I'm waiting for my Eurostar to whisk us away and back home, via Paris. So I thought I'd update you on the manicure/pedicure experiment. I surprised myself by quite liking it and I particularly recommend it to you, Keith. You'd look awesome with purple toes.
For anyone like me, who isn't exactly an habituee of nail salons, I thought an explanation of what happens might be helpful, in case you ever have to go to one and pretend to know what you're doing. A manicure is fairly easy. They soak your nails in some hot orange water thing, scrape the crap off them, cut the dead skin away, file your nails into the right shape, and then paint them the colour of your choice. (Metallic purple, in my case.) Then you get a nice hand and forearm massage, in the place I went to, leaving your hands and arms smelling pleasantly of coconut.
The pedicure was a similar thing for feet. But more complicated. And with an awesome chair that gives you a massage to distract you from the grossness that is your feet. I want one of those chairs. Think how much better my blogposts could be! I urge you to start up a collection for me!
Anyway, feet. You put your feet in a hot water footbath thingy, then the same scraping the nails happens, along with cutting away the dead skin near your toes.
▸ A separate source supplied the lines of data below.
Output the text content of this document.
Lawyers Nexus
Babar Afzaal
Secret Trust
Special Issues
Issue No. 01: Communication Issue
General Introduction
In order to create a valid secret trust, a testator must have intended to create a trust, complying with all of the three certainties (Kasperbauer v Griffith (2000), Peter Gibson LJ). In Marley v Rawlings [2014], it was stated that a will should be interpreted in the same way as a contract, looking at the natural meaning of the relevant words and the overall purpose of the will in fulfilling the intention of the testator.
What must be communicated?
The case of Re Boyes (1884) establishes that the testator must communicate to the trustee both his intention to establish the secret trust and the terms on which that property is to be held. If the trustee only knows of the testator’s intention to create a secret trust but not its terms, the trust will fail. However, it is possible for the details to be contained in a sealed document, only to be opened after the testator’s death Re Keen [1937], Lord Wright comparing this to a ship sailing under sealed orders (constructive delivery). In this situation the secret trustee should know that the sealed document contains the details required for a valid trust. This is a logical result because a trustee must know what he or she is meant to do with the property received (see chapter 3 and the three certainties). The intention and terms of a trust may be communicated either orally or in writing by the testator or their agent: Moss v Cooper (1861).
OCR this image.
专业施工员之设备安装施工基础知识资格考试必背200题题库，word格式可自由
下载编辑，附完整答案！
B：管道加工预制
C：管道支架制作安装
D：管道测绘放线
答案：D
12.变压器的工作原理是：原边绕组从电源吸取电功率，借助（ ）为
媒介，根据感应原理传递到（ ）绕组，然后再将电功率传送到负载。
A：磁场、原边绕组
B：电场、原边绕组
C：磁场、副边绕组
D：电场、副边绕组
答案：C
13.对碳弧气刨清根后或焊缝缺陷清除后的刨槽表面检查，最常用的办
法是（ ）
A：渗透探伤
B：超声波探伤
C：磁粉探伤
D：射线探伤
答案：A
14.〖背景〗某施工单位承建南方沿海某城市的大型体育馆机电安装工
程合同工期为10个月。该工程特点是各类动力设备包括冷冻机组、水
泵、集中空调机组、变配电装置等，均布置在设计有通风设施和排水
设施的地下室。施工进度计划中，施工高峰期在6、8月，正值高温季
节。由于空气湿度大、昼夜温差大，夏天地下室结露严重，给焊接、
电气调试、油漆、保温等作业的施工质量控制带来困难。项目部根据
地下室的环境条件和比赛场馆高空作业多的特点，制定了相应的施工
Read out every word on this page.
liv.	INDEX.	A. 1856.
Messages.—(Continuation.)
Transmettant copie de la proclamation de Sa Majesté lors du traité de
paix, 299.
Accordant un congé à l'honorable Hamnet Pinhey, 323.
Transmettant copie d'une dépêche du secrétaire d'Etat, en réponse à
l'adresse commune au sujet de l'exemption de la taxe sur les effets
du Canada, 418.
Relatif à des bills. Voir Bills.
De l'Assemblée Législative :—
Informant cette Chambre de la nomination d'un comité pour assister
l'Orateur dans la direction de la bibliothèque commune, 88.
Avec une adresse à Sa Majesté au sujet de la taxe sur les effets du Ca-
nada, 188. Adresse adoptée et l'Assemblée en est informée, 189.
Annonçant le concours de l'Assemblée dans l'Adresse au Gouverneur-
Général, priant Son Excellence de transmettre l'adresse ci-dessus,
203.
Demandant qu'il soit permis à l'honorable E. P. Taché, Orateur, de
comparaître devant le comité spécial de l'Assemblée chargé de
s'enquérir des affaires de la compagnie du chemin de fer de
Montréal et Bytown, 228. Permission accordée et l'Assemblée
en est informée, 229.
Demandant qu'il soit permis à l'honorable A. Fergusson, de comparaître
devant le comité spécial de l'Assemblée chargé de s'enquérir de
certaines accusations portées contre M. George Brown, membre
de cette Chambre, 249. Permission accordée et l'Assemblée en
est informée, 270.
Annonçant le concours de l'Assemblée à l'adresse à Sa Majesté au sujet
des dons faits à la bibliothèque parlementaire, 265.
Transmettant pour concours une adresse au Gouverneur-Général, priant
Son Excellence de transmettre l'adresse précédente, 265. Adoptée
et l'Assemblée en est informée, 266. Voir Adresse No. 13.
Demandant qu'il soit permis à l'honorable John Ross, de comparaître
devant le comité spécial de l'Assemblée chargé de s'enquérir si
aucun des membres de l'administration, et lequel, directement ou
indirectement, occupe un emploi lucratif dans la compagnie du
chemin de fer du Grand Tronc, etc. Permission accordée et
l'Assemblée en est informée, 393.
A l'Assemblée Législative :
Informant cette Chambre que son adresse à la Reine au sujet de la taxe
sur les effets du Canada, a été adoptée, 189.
Another soak in the hot water (which is suspiciously blue, like cartoon water), and your feet are now sufficiently softened for the Potato Peeler of Doom to deal with them. This revolting stage of the proceedings is not for the squeamish - your dead skin is scraped off, much like peeling a potato. The poor, poor woman who was doing it. Then you get the remaining dead bits sanded off with a block of sandpapery sponge, and another soak in the hot water. Finally, you get a massage in green gritty gunk to do something nice to your skin. It smells better than it looks. Once that's washed off, you're given some fetching yellow foam flipflops and a purple thingy to seperate your toes from each other (poor, lonely toes). Your toes get painted (metallic purple, or colour of your choice) and little shiny bits of glass get superglued to your toes in whatever pattern you'd like (I have three in a line). Chair massage continues throughout. (Did I mention how much I like this chair?)
I did have some brilliant photos of my feet in flipflops and separator thing, but they are sadly stuck on my mother's phone. So will likely languish there for ever. Too bad.
Anyway, time to find coffee and get ready for Paris. Enjoy your week!